Every iteration, Codex looks at how the system performed, watches the failure videos, analyzes the logs, and makes structural changes.

The key advantage of this paradigm is that knowledge is explicit. Old skills are not overwritten. They are packaged into modules and tests, so you can call them, verify them, and pass them on at any time.

As Jiayi Weng said: “HL changes continuous learning from ‘how to update parameters’ to ‘how to maintain a software system that keeps absorbing feedback’.”

Of course, HL does not completely reject gradient technology.
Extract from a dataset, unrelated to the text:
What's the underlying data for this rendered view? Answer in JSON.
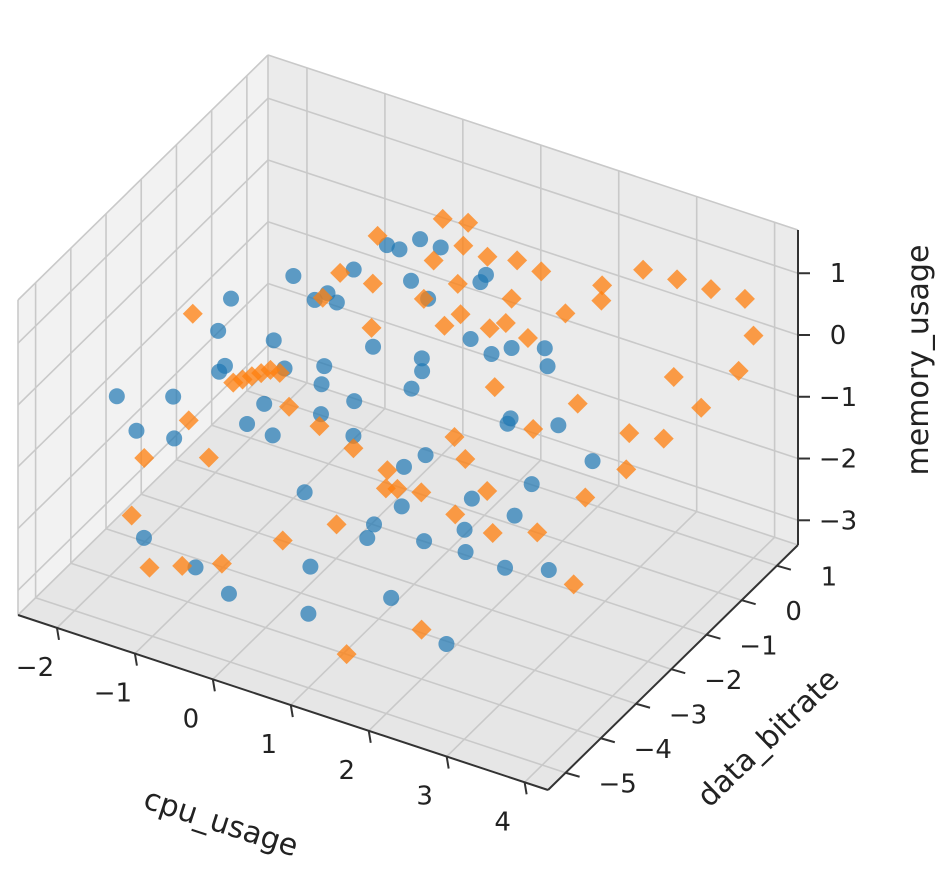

Some of its internal components, like Model Predictive Control (MPC), still use gradients for local search. But the important thing is that these gradient operations are not used for neural network training or parameter updates. They only help with real-time action decisions.

This design makes HL naturally explainable, resistant to forgetting, and efficient.

HL didn’t just get a perfect score in Breakout. Jiayi Weng completed a full test on the Atari 57 benchmark — a widely used reinforcement learning test set with 57 different classic games, covering all kinds of discrete decision scenarios. Each game was tested in two observation modes, with three rounds each. In total, 342 independent code iteration tracks were generated.

The results show that with the same number of environment interaction steps, HL’s overall median performance is already equal to mainstream DRL algorithms like PPO. In games like Breakout, Asterix, and Jamesbond, it even outperforms human players.

Robot simulation tasks are harder ai porn gen than game decisions. For example, the four-legged robot Ant needs to control 8 joints at the same time to keep balance in a high-dimensional continuous action space. HL started with basic gait rules, and gradually added posture feedback, ground contact sensing, and short-term model prediction. Finally, it scored over 6000 points, matching the performance of professional DRL models.

In the HalfCheetah simulation task, HL got an average score of 11836, showing its strong ability to handle complex continuous control scenarios.

But Jiayi Weng also talked about the limits of HL. He said: “As far as I know, I can’t think of an agent that can write pure Python code without neural networks to solve ImageNet.”

Object recognition and feature extraction from raw pixels are still the strengths of deep neural networks, and they cannot be replaced.

The main value of HL is in continuous strategy iteration. When the environment changes dynamically and the agent needs to adjust its behavior over time, the explicit code rule system is better for continuous learning.

So the key question now is how to combine neural networks and HL to solve both online learning and continuous learning problems. Jiayi Weng pointed out the most promising approach: use HL to process real-time online environment data and quickly accumulate reusable behavior experience. Then organize these explicit experiences into high-quality datasets, and use them to periodically update the neural network.